Hence, as discussed supra, it is not apparent why a person of ordinary
skill in the art would have had a reason to combine Scholten with Kuslich
’189 in the manner suggested in view of leakage concerns, and the fact that
Kuslich ’189 is utilized outside of the vertebra. Therefore, for substantially
the same reasons discussed supra, we reverse Rejections 3 and 11 as to
claims 1 and 4–8.

Rejections 17–20
Claim 9 stands rejected as unpatentable over one of Ray, Scholten,
Bourcher or Osorio, in view of Kuslich ’189 and Talmadge.
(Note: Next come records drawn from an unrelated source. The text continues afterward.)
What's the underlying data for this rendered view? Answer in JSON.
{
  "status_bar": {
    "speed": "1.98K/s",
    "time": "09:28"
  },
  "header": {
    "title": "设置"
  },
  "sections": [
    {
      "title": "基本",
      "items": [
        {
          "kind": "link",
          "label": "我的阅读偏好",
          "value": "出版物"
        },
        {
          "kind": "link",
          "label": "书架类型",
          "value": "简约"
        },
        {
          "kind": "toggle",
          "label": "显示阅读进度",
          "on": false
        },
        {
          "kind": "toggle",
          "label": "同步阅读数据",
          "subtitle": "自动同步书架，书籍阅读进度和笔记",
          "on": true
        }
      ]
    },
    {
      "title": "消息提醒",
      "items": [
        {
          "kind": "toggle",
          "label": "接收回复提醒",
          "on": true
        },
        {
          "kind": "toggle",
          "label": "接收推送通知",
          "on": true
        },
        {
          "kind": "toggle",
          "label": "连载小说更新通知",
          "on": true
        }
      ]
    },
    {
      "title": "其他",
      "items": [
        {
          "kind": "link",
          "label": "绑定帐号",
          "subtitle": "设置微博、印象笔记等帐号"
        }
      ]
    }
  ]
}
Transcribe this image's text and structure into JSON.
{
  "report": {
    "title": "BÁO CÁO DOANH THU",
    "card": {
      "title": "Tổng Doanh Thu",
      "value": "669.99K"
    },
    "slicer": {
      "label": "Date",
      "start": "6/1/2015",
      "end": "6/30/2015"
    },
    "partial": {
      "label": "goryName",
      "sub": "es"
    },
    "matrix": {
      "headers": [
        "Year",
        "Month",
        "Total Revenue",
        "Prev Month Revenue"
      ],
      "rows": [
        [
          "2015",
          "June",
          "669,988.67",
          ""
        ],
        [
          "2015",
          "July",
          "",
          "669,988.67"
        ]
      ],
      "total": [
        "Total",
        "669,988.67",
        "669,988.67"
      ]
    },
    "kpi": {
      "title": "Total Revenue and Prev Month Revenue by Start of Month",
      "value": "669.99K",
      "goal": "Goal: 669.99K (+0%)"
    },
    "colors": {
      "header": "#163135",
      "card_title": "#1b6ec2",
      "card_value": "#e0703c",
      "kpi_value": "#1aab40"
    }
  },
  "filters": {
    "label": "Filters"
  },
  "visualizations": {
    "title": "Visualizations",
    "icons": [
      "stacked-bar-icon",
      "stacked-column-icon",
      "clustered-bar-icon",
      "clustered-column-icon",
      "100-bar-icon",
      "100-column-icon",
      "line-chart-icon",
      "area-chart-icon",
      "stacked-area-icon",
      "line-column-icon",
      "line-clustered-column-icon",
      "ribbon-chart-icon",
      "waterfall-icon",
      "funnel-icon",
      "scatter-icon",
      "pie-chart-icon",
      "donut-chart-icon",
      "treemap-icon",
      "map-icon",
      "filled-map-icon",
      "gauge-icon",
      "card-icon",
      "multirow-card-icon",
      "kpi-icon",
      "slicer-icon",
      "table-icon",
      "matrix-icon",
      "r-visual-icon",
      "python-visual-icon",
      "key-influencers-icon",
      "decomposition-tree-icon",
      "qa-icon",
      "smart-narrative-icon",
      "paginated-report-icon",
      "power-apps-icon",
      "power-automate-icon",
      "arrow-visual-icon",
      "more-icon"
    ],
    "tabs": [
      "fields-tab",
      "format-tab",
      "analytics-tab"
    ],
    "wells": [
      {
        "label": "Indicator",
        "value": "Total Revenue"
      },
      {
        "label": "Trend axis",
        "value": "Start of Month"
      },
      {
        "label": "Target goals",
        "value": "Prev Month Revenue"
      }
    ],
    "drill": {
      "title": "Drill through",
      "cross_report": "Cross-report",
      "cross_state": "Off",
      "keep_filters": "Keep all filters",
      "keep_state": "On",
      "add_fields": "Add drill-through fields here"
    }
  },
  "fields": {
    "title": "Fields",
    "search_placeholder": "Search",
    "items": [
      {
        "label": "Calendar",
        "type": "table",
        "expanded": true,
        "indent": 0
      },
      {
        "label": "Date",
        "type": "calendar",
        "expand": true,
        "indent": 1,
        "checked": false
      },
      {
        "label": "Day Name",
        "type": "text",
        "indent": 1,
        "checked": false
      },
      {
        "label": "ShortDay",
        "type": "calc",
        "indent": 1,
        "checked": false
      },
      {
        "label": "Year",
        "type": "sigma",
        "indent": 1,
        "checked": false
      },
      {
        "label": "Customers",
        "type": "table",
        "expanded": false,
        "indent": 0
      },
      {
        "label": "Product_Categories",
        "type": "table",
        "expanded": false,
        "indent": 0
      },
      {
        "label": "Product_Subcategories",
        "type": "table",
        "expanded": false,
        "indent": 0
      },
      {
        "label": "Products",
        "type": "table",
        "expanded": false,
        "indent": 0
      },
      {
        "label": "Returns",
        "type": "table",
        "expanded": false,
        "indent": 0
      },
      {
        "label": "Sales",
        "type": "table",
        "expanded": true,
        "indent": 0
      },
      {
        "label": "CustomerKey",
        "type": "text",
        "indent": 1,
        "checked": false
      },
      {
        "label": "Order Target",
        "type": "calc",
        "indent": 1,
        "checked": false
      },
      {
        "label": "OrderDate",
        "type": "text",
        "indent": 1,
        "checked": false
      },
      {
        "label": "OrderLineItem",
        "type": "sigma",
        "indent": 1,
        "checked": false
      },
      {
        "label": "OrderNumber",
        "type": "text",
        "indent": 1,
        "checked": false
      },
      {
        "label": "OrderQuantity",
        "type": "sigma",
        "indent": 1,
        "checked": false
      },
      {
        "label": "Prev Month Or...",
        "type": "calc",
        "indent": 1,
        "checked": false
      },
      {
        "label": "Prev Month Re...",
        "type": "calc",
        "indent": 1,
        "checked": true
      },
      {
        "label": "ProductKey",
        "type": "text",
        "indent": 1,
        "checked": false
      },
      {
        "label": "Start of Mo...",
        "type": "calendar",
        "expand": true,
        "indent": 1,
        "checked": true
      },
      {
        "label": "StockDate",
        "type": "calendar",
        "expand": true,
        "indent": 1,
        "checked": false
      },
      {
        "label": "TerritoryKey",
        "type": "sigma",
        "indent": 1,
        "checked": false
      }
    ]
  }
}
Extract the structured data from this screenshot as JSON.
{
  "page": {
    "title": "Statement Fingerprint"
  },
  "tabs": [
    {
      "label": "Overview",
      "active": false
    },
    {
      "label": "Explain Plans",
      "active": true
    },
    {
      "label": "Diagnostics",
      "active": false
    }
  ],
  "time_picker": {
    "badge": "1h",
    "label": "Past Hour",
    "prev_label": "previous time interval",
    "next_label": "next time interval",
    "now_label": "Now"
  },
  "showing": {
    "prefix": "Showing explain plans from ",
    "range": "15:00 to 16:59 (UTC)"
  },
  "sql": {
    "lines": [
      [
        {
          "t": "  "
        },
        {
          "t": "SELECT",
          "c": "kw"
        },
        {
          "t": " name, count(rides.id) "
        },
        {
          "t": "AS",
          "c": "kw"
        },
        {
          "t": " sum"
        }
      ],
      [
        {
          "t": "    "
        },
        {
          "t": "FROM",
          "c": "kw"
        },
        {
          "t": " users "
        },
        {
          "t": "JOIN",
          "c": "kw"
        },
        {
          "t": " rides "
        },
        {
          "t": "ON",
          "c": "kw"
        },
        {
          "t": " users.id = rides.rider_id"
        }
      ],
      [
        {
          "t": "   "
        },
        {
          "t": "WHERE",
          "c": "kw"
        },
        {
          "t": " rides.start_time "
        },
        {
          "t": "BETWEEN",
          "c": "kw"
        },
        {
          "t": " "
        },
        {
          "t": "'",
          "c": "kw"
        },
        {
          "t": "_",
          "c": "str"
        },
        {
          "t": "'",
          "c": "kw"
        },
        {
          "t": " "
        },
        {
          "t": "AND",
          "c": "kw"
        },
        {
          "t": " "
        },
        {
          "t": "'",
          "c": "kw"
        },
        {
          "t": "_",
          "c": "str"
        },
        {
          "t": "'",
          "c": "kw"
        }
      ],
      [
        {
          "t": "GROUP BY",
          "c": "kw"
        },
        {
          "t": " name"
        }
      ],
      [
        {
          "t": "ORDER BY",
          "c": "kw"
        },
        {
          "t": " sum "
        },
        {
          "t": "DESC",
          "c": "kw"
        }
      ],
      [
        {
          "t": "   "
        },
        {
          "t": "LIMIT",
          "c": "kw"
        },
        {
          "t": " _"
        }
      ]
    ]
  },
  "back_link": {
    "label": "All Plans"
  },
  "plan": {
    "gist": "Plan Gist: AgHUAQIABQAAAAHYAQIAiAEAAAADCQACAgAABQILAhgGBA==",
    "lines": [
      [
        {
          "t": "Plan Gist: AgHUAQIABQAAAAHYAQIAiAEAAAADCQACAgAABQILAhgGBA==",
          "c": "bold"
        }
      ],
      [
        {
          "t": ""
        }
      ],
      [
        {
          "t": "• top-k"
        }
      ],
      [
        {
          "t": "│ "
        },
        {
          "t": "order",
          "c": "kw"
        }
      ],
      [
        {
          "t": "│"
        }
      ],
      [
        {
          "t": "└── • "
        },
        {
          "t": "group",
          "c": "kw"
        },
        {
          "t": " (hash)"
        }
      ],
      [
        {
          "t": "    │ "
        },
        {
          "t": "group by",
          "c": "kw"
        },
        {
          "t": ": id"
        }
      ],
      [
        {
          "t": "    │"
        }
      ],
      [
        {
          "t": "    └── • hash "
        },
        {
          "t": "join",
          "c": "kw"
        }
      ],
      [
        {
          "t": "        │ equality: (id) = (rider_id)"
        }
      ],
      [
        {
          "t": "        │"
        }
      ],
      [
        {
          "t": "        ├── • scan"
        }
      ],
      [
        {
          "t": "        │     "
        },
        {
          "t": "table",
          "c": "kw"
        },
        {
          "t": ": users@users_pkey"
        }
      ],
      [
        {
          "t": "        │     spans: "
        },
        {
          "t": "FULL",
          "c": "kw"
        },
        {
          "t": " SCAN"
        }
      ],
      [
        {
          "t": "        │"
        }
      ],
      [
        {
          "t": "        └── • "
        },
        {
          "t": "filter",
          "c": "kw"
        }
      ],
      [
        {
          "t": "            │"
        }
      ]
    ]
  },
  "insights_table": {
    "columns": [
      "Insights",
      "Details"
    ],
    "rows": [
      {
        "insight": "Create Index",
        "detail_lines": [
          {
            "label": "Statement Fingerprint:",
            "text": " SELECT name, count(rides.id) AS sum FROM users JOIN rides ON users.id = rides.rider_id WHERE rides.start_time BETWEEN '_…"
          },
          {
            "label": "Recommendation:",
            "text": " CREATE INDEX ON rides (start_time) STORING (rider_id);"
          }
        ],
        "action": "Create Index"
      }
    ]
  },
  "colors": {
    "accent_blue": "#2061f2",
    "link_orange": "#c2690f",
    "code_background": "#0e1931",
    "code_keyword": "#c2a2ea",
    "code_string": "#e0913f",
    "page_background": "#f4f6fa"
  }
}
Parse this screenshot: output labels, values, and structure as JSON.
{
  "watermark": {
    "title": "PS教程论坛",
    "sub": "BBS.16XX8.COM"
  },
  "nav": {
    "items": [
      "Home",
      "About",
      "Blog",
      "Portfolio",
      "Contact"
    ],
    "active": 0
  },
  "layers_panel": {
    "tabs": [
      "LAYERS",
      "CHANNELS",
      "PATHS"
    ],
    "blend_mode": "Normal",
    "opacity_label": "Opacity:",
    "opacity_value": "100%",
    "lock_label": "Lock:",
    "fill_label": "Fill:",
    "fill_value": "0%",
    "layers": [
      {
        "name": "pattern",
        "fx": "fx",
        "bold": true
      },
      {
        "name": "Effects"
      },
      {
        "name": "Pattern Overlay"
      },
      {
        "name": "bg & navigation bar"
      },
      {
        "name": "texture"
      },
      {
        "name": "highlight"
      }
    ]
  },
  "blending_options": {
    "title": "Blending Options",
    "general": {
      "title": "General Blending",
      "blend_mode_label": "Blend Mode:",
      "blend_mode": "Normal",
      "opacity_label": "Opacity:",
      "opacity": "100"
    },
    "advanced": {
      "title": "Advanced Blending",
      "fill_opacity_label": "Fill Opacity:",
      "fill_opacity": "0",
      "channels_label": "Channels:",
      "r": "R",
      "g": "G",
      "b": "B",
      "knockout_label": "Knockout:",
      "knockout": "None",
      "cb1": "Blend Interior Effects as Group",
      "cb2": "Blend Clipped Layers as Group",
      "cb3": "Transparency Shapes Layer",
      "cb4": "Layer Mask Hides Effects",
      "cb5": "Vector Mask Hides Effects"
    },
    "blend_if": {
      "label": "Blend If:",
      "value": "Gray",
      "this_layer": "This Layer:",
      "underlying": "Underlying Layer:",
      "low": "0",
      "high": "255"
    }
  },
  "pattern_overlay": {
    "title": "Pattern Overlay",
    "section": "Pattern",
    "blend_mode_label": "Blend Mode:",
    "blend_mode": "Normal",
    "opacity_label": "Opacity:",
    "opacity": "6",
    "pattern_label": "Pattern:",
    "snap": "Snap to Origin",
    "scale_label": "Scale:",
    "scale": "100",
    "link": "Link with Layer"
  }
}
However, claim
9 depends from independent claim 1, and the Examiner's application of
Talmadge does not impact the above analysis based on one of the primary
references and Kuslich ’189. Therefore, in view of the above, we reverse
Rejections 17–20 of claim 9.

Prior Art Rejections of Claims 2, 3 and 10–20
Rejections 2 and 10
In these rejections, claims 2, 3, 11, 12, 15, 16, 18 and 19 stand
rejected over Ray in view of knowledge of those skilled in the art, the
Examiner incorporating by reference (RAN 33, 36–38): Request, pages 20–
22 and 46–52; Claim Chart CC-B, pages 1–10; and Requester's Comments,
pages 35, 37–38.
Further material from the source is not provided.